Will there be a Horizon Forbidden West sequel? The game’s creative director certainly seems to think so
It sure sounds like we’re going to be getting more Aloy (and friends) in the future
Have you finished Horizon Forbidden West yet? I promise you, it’s quite good – the perfect sort of game if you like sprawling open worlds, always-intense bow-based combat, and stories that twist and turn as you pluck away at their secrets and mysteries.
If you have indeed finished the game, you’ll know that there’s a big ol’ cliffhanger right at the end – a scene that suggests that Aloy and pals haven’t quite tied everything up in a neat little package, after all. If you’ve yet to see the conclusion of the game, you may want to stop reading here, because there are end-game spoilers below.
Just before the fateful final encounter in Forbidden West, Tilda van der Meer (voiced by none other than Carrie-Anne Moss) reveals that she's a member of Far Zenith – a group of ultra-rich Musk-type billionaire egoists that fled the planet in order to create a new colony, named Sirius, right before the extinction-level event(s) unceremoniously decimated all life on Earth.
This conversation with Tilda – and the following conversation with Aloy’s progenitor, Elisabet Sobeck – were all very carefully timed, and placed.
“Horizon is really about mystery; each of our stories has been about uncovering mysteries in both the old world and the present day, when the game takes place,” explains Mathijs de Jonge, creative director at Guerrilla Games, explained in an interview with VG247. “Indeed, there is plenty of backstory that we can tap into to develop new storylines and create new mysteries from what we’ve already established.
“And, indeed, this game ends with another big cliffhanger, where we’re setting up some things for the next game once again.”
This isn’t the first time the team at Guerrilla has breadcrumbed us into a sequel. In the first game, there was a big tease suggesting Forbidden West was on the cards once Aloy had figured out the eponymous Zero Dawn mystery… so it’d be a shame for Guerrilla Games to renege on a tradition just one game in, right?
“There is a conclusion to the story in the first game – in Horizon Zero Dawn – but Aloy doesn't solve all the problems that are basically set up in the story,” continues de Jonge. “And at that point, there’s still a terraform system that needs repairing. So that was really a starting point for the story of this game [Forbidden West]. We knew that we wanted to move to a new location, and we already mentioned in the first game about the Forbidden West.

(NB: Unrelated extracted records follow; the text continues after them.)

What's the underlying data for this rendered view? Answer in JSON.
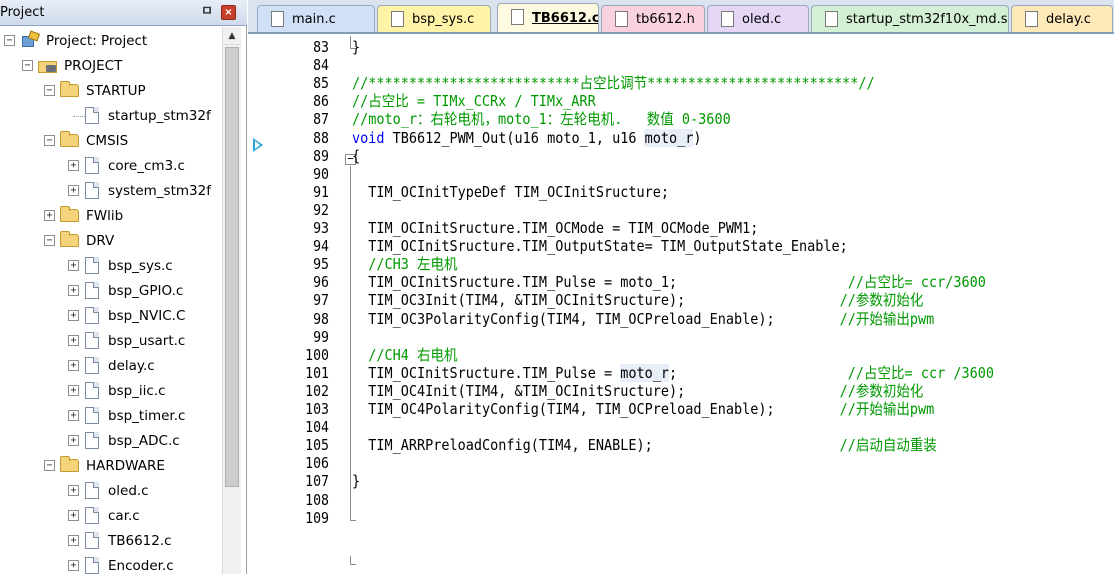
{
  "panel": {
    "title": "Project",
    "pin": "ㅁ",
    "close": "×",
    "tree": [
      {
        "label": "Project: Project",
        "kind": "project",
        "expander": "-"
      },
      {
        "label": "PROJECT",
        "kind": "target",
        "expander": "-"
      },
      {
        "label": "STARTUP",
        "kind": "folder",
        "expander": "-"
      },
      {
        "label": "startup_stm32f",
        "kind": "file",
        "expander": ""
      },
      {
        "label": "CMSIS",
        "kind": "folder",
        "expander": "-"
      },
      {
        "label": "core_cm3.c",
        "kind": "file",
        "expander": "+"
      },
      {
        "label": "system_stm32f",
        "kind": "file",
        "expander": "+"
      },
      {
        "label": "FWlib",
        "kind": "folder",
        "expander": "+"
      },
      {
        "label": "DRV",
        "kind": "folder",
        "expander": "-"
      },
      {
        "label": "bsp_sys.c",
        "kind": "file",
        "expander": "+"
      },
      {
        "label": "bsp_GPIO.c",
        "kind": "file",
        "expander": "+"
      },
      {
        "label": "bsp_NVIC.C",
        "kind": "file",
        "expander": "+"
      },
      {
        "label": "bsp_usart.c",
        "kind": "file",
        "expander": "+"
      },
      {
        "label": "delay.c",
        "kind": "file",
        "expander": "+"
      },
      {
        "label": "bsp_iic.c",
        "kind": "file",
        "expander": "+"
      },
      {
        "label": "bsp_timer.c",
        "kind": "file",
        "expander": "+"
      },
      {
        "label": "bsp_ADC.c",
        "kind": "file",
        "expander": "+"
      },
      {
        "label": "HARDWARE",
        "kind": "folder",
        "expander": "-"
      },
      {
        "label": "oled.c",
        "kind": "file",
        "expander": "+"
      },
      {
        "label": "car.c",
        "kind": "file",
        "expander": "+"
      },
      {
        "label": "TB6612.c",
        "kind": "file",
        "expander": "+"
      },
      {
        "label": "Encoder.c",
        "kind": "file",
        "expander": "+"
      }
    ]
  },
  "tabs": [
    {
      "label": "main.c",
      "color": "#cfe0f7",
      "active": false
    },
    {
      "label": "bsp_sys.c",
      "color": "#fff3a8",
      "active": false
    },
    {
      "label": "TB6612.c",
      "color": "#fffbe0",
      "active": true
    },
    {
      "label": "tb6612.h",
      "color": "#f9d2de",
      "active": false
    },
    {
      "label": "oled.c",
      "color": "#e4d6f4",
      "active": false
    },
    {
      "label": "startup_stm32f10x_md.s",
      "color": "#d4f0d4",
      "active": false
    },
    {
      "label": "delay.c",
      "color": "#fde8b8",
      "active": false
    }
  ],
  "editor": {
    "first_line": 83,
    "lines": [
      "}",
      "",
      "//**************************占空比调节**************************//",
      "//占空比 = TIMx_CCRx / TIMx_ARR",
      "//moto_r：右轮电机，moto_1：左轮电机.   数值 0-3600",
      "void TB6612_PWM_Out(u16 moto_1, u16 moto_r)",
      "{",
      "",
      "  TIM_OCInitTypeDef TIM_OCInitSructure;",
      "",
      "  TIM_OCInitSructure.TIM_OCMode = TIM_OCMode_PWM1;",
      "  TIM_OCInitSructure.TIM_OutputState= TIM_OutputState_Enable;",
      "  //CH3 左电机",
      "  TIM_OCInitSructure.TIM_Pulse = moto_1;                     //占空比= ccr/3600",
      "  TIM_OC3Init(TIM4, &TIM_OCInitSructure);                   //参数初始化",
      "  TIM_OC3PolarityConfig(TIM4, TIM_OCPreload_Enable);        //开始输出pwm",
      "",
      "  //CH4 右电机",
      "  TIM_OCInitSructure.TIM_Pulse = moto_r;                     //占空比= ccr /3600",
      "  TIM_OC4Init(TIM4, &TIM_OCInitSructure);                   //参数初始化",
      "  TIM_OC4PolarityConfig(TIM4, TIM_OCPreload_Enable);        //开始输出pwm",
      "",
      "  TIM_ARRPreloadConfig(TIM4, ENABLE);                       //启动自动重装",
      "",
      "}",
      "",
      ""
    ]
  }
}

“We thought that was a very interesting, mysterious, and dangerous-sounding location. So that's really the reason why we wanted to go there – and knowing that the terraform system still needed repairing, that was a starting point to start forming the story. On top of that, we had storylines from the past – from the Old World – that we wanted to tap into. So we had a lot to work with, as well as knowing how we wanted to evolve Aloy’s story arc – and it all just mixed together from there.”
It sure sounds like the team at Guerrilla is doing the same thing again; in Forbidden West, right at the end, Aloy chats to Sobeck and notes that "[her friends] have a new mission: to spread the word and ask for help". They each return to their own tribes, asking the people of the American continent to put aside their differences and join together; presumably to fend off a bigger Far Zenith threat. Is that the storyline we’re being teased about – something interplanetary and cosmic? Is the Horizon series about to go (dare I say it) beyond the horizon?
In this game, we saw a few stragglers come to Earth in order to claim its resources and scout out how developed life was. But Aloy and her pals stopped them in their tracks. It stands to reason that more people from Far Zenith (and more Sobeck clones) could be heading for Earth, desperate to claim what was once theirs.
Will the next game take us to the Far Zenith colony and show us a new world? Or will it see Aloy traveling to Europe or Asia, perhaps, set on uniting people from other tribes in an effort to lead a global resistance to a far-off threat? To me, it makes sense that the Quen tribe was introduced in this game to give us a grounding in the next; perhaps we follow them home, and have a whole new area to explore, using their homeland as a jumping-off point. Is that how it's going to shake out?
It remains to be seen, but what does sound certain is that we haven’t seen the end of Aloy and her buddies just yet.